Yahoo OneSearch 2.0 combines search results with other published information. Marguerite Reardon/CNET Networks

Yahoo is using voice-activation technology from Vlingo, which announced Wednesday that Yahoo is the lead investor in a $20 million Series B funding round. As part of that investment deal, Yahoo has exclusive rights to the technology.

"We liked the technology so much that we invested in the company," Boerries said during a press conference following his keynote speech. "But we made sure that our competitors can't use it."

Boerries also said that Yahoo's voice-enabled search is different from Microsoft's more limited voice-enabled search because Yahoo's service allows people to find results no matter how they say a term or phrase.

OneSearch also includes a download called Search Assist, which encompasses recommended search results, predictive typing technology to speed up the amount of time it takes to enter a query--a key feature for small mobile keypads. Currently, this is only available for Apple's iPhone.

Yahoo plans to update OneSearch in the second quarter of 2008 with something that it calls an "idle screen search service," so that people can access the mobile Web and the search technology without needing to open their cell phones' Web browsers.

OneSearch 2.0 is Yahoo's latest attempt to stay ahead of rival Google in the mobile market. At the GSMA Mobile World Congress in Barcelona earlier this year, the company unveiled its Yahoo OneConnect mobile messaging and social-networking platform, which still has yet to debut publicly.

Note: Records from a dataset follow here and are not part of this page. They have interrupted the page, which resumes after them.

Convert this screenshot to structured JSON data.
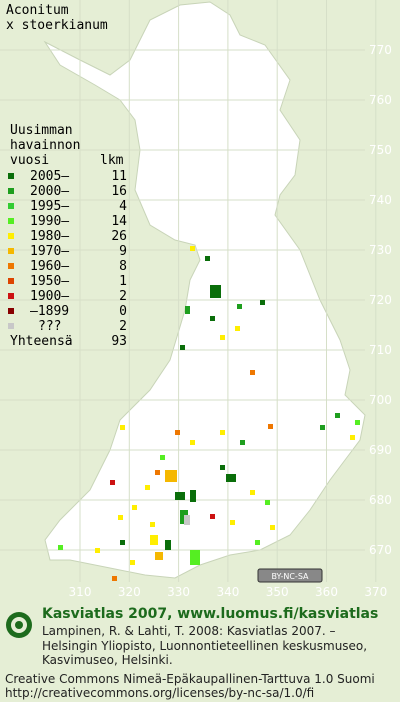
{
  "title": [
    "Aconitum",
    "x stoerkianum"
  ],
  "legend": {
    "heading": [
      "Uusimman",
      "havainnon",
      "vuosi"
    ],
    "count_heading": "lkm",
    "rows": [
      {
        "label": "2005–",
        "count": 11,
        "color": "#0a6e0a"
      },
      {
        "label": "2000–",
        "count": 16,
        "color": "#1e9e1e"
      },
      {
        "label": "1995–",
        "count": 4,
        "color": "#33cc33"
      },
      {
        "label": "1990–",
        "count": 14,
        "color": "#55ee22"
      },
      {
        "label": "1980–",
        "count": 26,
        "color": "#ffee00"
      },
      {
        "label": "1970–",
        "count": 9,
        "color": "#f5b800"
      },
      {
        "label": "1960–",
        "count": 8,
        "color": "#ee7700"
      },
      {
        "label": "1950–",
        "count": 1,
        "color": "#dd4400"
      },
      {
        "label": "1900–",
        "count": 2,
        "color": "#cc1111"
      },
      {
        "label": "–1899",
        "count": 0,
        "color": "#880000"
      },
      {
        "label": "???",
        "count": 2,
        "color": "#c8c8c8"
      }
    ],
    "total": {
      "label": "Yhteensä",
      "count": 93
    }
  },
  "grid": {
    "y_labels": [
      "770",
      "760",
      "750",
      "740",
      "730",
      "720",
      "710",
      "700",
      "690",
      "680",
      "670"
    ],
    "x_labels": [
      "310",
      "320",
      "330",
      "340",
      "350",
      "360",
      "370"
    ]
  },
  "license_badge": "BY-NC-SA",
  "footer": {
    "heading": "Kasviatlas 2007, www.luomus.fi/kasviatlas",
    "citation": [
      "Lampinen, R. & Lahti, T. 2008: Kasviatlas 2007. –",
      "Helsingin Yliopisto, Luonnontieteellinen keskusmuseo,",
      "Kasvimuseo, Helsinki."
    ],
    "license": [
      "Creative Commons Nimeä-Epäkaupallinen-Tarttuva 1.0 Suomi",
      "http://creativecommons.org/licenses/by-nc-sa/1.0/fi"
    ]
  }
}
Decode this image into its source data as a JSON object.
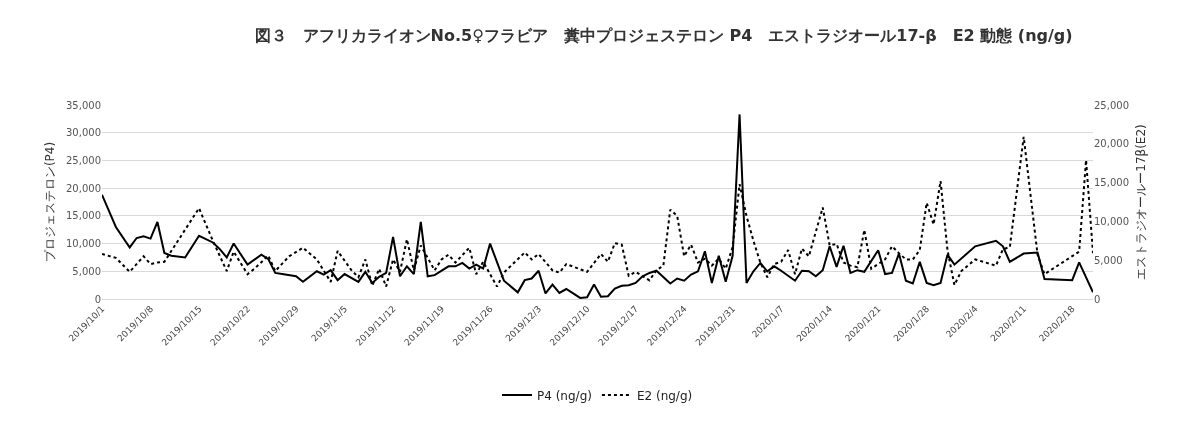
{
  "chart_data": {
    "type": "line",
    "title": "図３　アフリカライオンNo.5♀フラビア　糞中プロジェステロン P4　エストラジオール17-β　E2 動態 (ng/g)",
    "ylabel": "プロジェステロン(P4)",
    "y2label": "エストラジオールー17β(E2)",
    "xlim": [
      "2019-10-01",
      "2020-02-21"
    ],
    "xticks": [
      {
        "value": "2019-10-01",
        "label": "2019/10/1"
      },
      {
        "value": "2019-10-08",
        "label": "2019/10/8"
      },
      {
        "value": "2019-10-15",
        "label": "2019/10/15"
      },
      {
        "value": "2019-10-22",
        "label": "2019/10/22"
      },
      {
        "value": "2019-10-29",
        "label": "2019/10/29"
      },
      {
        "value": "2019-11-05",
        "label": "2019/11/5"
      },
      {
        "value": "2019-11-12",
        "label": "2019/11/12"
      },
      {
        "value": "2019-11-19",
        "label": "2019/11/19"
      },
      {
        "value": "2019-11-26",
        "label": "2019/11/26"
      },
      {
        "value": "2019-12-03",
        "label": "2019/12/3"
      },
      {
        "value": "2019-12-10",
        "label": "2019/12/10"
      },
      {
        "value": "2019-12-17",
        "label": "2019/12/17"
      },
      {
        "value": "2019-12-24",
        "label": "2019/12/24"
      },
      {
        "value": "2019-12-31",
        "label": "2019/12/31"
      },
      {
        "value": "2020-01-07",
        "label": "2020/1/7"
      },
      {
        "value": "2020-01-14",
        "label": "2020/1/14"
      },
      {
        "value": "2020-01-21",
        "label": "2020/1/21"
      },
      {
        "value": "2020-01-28",
        "label": "2020/1/28"
      },
      {
        "value": "2020-02-04",
        "label": "2020/2/4"
      },
      {
        "value": "2020-02-11",
        "label": "2020/2/11"
      },
      {
        "value": "2020-02-18",
        "label": "2020/2/18"
      }
    ],
    "ylim": [
      0,
      35000
    ],
    "yticks": [
      {
        "value": 0,
        "label": "0"
      },
      {
        "value": 5000,
        "label": "5,000"
      },
      {
        "value": 10000,
        "label": "10,000"
      },
      {
        "value": 15000,
        "label": "15,000"
      },
      {
        "value": 20000,
        "label": "20,000"
      },
      {
        "value": 25000,
        "label": "25,000"
      },
      {
        "value": 30000,
        "label": "30,000"
      },
      {
        "value": 35000,
        "label": "35,000"
      }
    ],
    "y2lim": [
      0,
      25000
    ],
    "y2ticks": [
      {
        "value": 0,
        "label": "0"
      },
      {
        "value": 5000,
        "label": "5,000"
      },
      {
        "value": 10000,
        "label": "10,000"
      },
      {
        "value": 15000,
        "label": "15,000"
      },
      {
        "value": 20000,
        "label": "20,000"
      },
      {
        "value": 25000,
        "label": "25,000"
      }
    ],
    "grid": "y",
    "legend": "bottom",
    "marker": "none",
    "series": [
      {
        "name": "P4 (ng/g)",
        "color": "#000000",
        "line_style": "solid",
        "x": [
          "2019-10-01",
          "2019-10-03",
          "2019-10-05",
          "2019-10-06",
          "2019-10-07",
          "2019-10-08",
          "2019-10-09",
          "2019-10-10",
          "2019-10-11",
          "2019-10-13",
          "2019-10-15",
          "2019-10-17",
          "2019-10-18",
          "2019-10-19",
          "2019-10-20",
          "2019-10-22",
          "2019-10-24",
          "2019-10-25",
          "2019-10-26",
          "2019-10-27",
          "2019-10-29",
          "2019-10-30",
          "2019-11-01",
          "2019-11-02",
          "2019-11-03",
          "2019-11-04",
          "2019-11-05",
          "2019-11-07",
          "2019-11-08",
          "2019-11-09",
          "2019-11-10",
          "2019-11-11",
          "2019-11-12",
          "2019-11-13",
          "2019-11-14",
          "2019-11-15",
          "2019-11-16",
          "2019-11-17",
          "2019-11-18",
          "2019-11-20",
          "2019-11-21",
          "2019-11-22",
          "2019-11-23",
          "2019-11-24",
          "2019-11-25",
          "2019-11-26",
          "2019-11-28",
          "2019-11-30",
          "2019-12-01",
          "2019-12-02",
          "2019-12-03",
          "2019-12-04",
          "2019-12-05",
          "2019-12-06",
          "2019-12-07",
          "2019-12-09",
          "2019-12-10",
          "2019-12-11",
          "2019-12-12",
          "2019-12-13",
          "2019-12-14",
          "2019-12-15",
          "2019-12-16",
          "2019-12-17",
          "2019-12-18",
          "2019-12-19",
          "2019-12-20",
          "2019-12-22",
          "2019-12-23",
          "2019-12-24",
          "2019-12-25",
          "2019-12-26",
          "2019-12-27",
          "2019-12-28",
          "2019-12-29",
          "2019-12-30",
          "2019-12-31",
          "2020-01-01",
          "2020-01-02",
          "2020-01-03",
          "2020-01-04",
          "2020-01-05",
          "2020-01-06",
          "2020-01-07",
          "2020-01-09",
          "2020-01-10",
          "2020-01-11",
          "2020-01-12",
          "2020-01-13",
          "2020-01-14",
          "2020-01-15",
          "2020-01-16",
          "2020-01-17",
          "2020-01-18",
          "2020-01-19",
          "2020-01-21",
          "2020-01-22",
          "2020-01-23",
          "2020-01-24",
          "2020-01-25",
          "2020-01-26",
          "2020-01-27",
          "2020-01-28",
          "2020-01-29",
          "2020-01-30",
          "2020-01-31",
          "2020-02-01",
          "2020-02-04",
          "2020-02-07",
          "2020-02-08",
          "2020-02-09",
          "2020-02-11",
          "2020-02-13",
          "2020-02-14",
          "2020-02-18",
          "2020-02-19",
          "2020-02-21"
        ],
        "values": [
          18800,
          13000,
          9300,
          11000,
          11300,
          10900,
          13900,
          8300,
          7800,
          7500,
          11400,
          10200,
          9000,
          7500,
          10000,
          6200,
          8000,
          7200,
          4700,
          4500,
          4100,
          3100,
          5000,
          4400,
          5200,
          3400,
          4500,
          3100,
          4900,
          2900,
          4000,
          4700,
          11200,
          4100,
          5900,
          4500,
          13900,
          4100,
          4300,
          5900,
          5900,
          6500,
          5500,
          6200,
          5500,
          10000,
          3300,
          1200,
          3400,
          3700,
          5100,
          1000,
          2600,
          1100,
          1800,
          200,
          300,
          2600,
          400,
          500,
          1900,
          2400,
          2500,
          2900,
          4100,
          4700,
          5100,
          2800,
          3700,
          3300,
          4400,
          5000,
          8600,
          2900,
          7800,
          3100,
          7800,
          33300,
          2900,
          5000,
          6500,
          5000,
          5900,
          5100,
          3300,
          5100,
          5000,
          4100,
          5200,
          9500,
          5800,
          9600,
          4700,
          5200,
          4900,
          8800,
          4500,
          4700,
          8200,
          3300,
          2800,
          6700,
          2900,
          2500,
          2900,
          8000,
          6200,
          9500,
          10500,
          9500,
          6700,
          8200,
          8400,
          3600,
          3400,
          6600,
          1200
        ]
      },
      {
        "name": "E2 (ng/g)",
        "color": "#000000",
        "line_style": "dotted",
        "axis": "y2",
        "x": [
          "2019-10-01",
          "2019-10-03",
          "2019-10-05",
          "2019-10-07",
          "2019-10-08",
          "2019-10-09",
          "2019-10-10",
          "2019-10-15",
          "2019-10-17",
          "2019-10-19",
          "2019-10-20",
          "2019-10-22",
          "2019-10-23",
          "2019-10-25",
          "2019-10-26",
          "2019-10-28",
          "2019-10-30",
          "2019-11-01",
          "2019-11-03",
          "2019-11-04",
          "2019-11-06",
          "2019-11-07",
          "2019-11-08",
          "2019-11-09",
          "2019-11-10",
          "2019-11-11",
          "2019-11-12",
          "2019-11-13",
          "2019-11-14",
          "2019-11-15",
          "2019-11-16",
          "2019-11-18",
          "2019-11-19",
          "2019-11-20",
          "2019-11-21",
          "2019-11-23",
          "2019-11-24",
          "2019-11-25",
          "2019-11-27",
          "2019-11-28",
          "2019-12-01",
          "2019-12-02",
          "2019-12-03",
          "2019-12-05",
          "2019-12-06",
          "2019-12-07",
          "2019-12-10",
          "2019-12-12",
          "2019-12-13",
          "2019-12-14",
          "2019-12-15",
          "2019-12-16",
          "2019-12-17",
          "2019-12-19",
          "2019-12-20",
          "2019-12-21",
          "2019-12-22",
          "2019-12-23",
          "2019-12-24",
          "2019-12-25",
          "2019-12-26",
          "2019-12-27",
          "2019-12-28",
          "2019-12-29",
          "2019-12-30",
          "2019-12-31",
          "2020-01-01",
          "2020-01-02",
          "2020-01-03",
          "2020-01-04",
          "2020-01-05",
          "2020-01-06",
          "2020-01-07",
          "2020-01-08",
          "2020-01-09",
          "2020-01-10",
          "2020-01-11",
          "2020-01-13",
          "2020-01-14",
          "2020-01-15",
          "2020-01-16",
          "2020-01-17",
          "2020-01-18",
          "2020-01-19",
          "2020-01-20",
          "2020-01-22",
          "2020-01-23",
          "2020-01-24",
          "2020-01-25",
          "2020-01-26",
          "2020-01-27",
          "2020-01-28",
          "2020-01-29",
          "2020-01-30",
          "2020-01-31",
          "2020-02-01",
          "2020-02-02",
          "2020-02-04",
          "2020-02-07",
          "2020-02-08",
          "2020-02-09",
          "2020-02-11",
          "2020-02-13",
          "2020-02-14",
          "2020-02-19",
          "2020-02-20",
          "2020-02-21"
        ],
        "values": [
          5800,
          5300,
          3500,
          5500,
          4500,
          4700,
          4800,
          11700,
          7500,
          3600,
          6100,
          3200,
          3900,
          5600,
          3600,
          5500,
          6600,
          5100,
          2200,
          6200,
          3700,
          2800,
          5100,
          1700,
          3900,
          1600,
          5100,
          3500,
          7700,
          3700,
          6900,
          3700,
          5100,
          5700,
          4700,
          6600,
          3200,
          4800,
          1600,
          3400,
          6000,
          5100,
          5800,
          3700,
          3400,
          4500,
          3500,
          5800,
          4800,
          7200,
          7000,
          3000,
          3500,
          2400,
          3700,
          4300,
          11500,
          10700,
          5500,
          7000,
          4700,
          5200,
          4300,
          5200,
          3900,
          6700,
          14800,
          10700,
          7500,
          4700,
          2800,
          4500,
          4800,
          6300,
          3200,
          6500,
          5500,
          11800,
          6900,
          7100,
          4700,
          4300,
          4100,
          8900,
          3900,
          5100,
          6800,
          5900,
          5100,
          5100,
          6300,
          12400,
          9600,
          15200,
          6300,
          1800,
          3600,
          5100,
          4300,
          6400,
          6700,
          20900,
          5700,
          3200,
          6100,
          17900,
          5900
        ]
      }
    ]
  }
}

Yahoo pushed out the original OneSearch product at the Consumer Electronics Show in Las Vegas last year.

"With the launch of Yahoo OneSearch in 2007, we revolutionized mobile search by recreating search specifically for the mobile phone," Boerries said in Wednesday's keynote address, adding that a total of 29 carriers worldwide are now OneSearch partners. "With Yahoo OneSearch 2.0, we are fundamentally changing the way consumers use the Internet on their mobile phones."

News.com's Marguerite Reardon contributed to this report.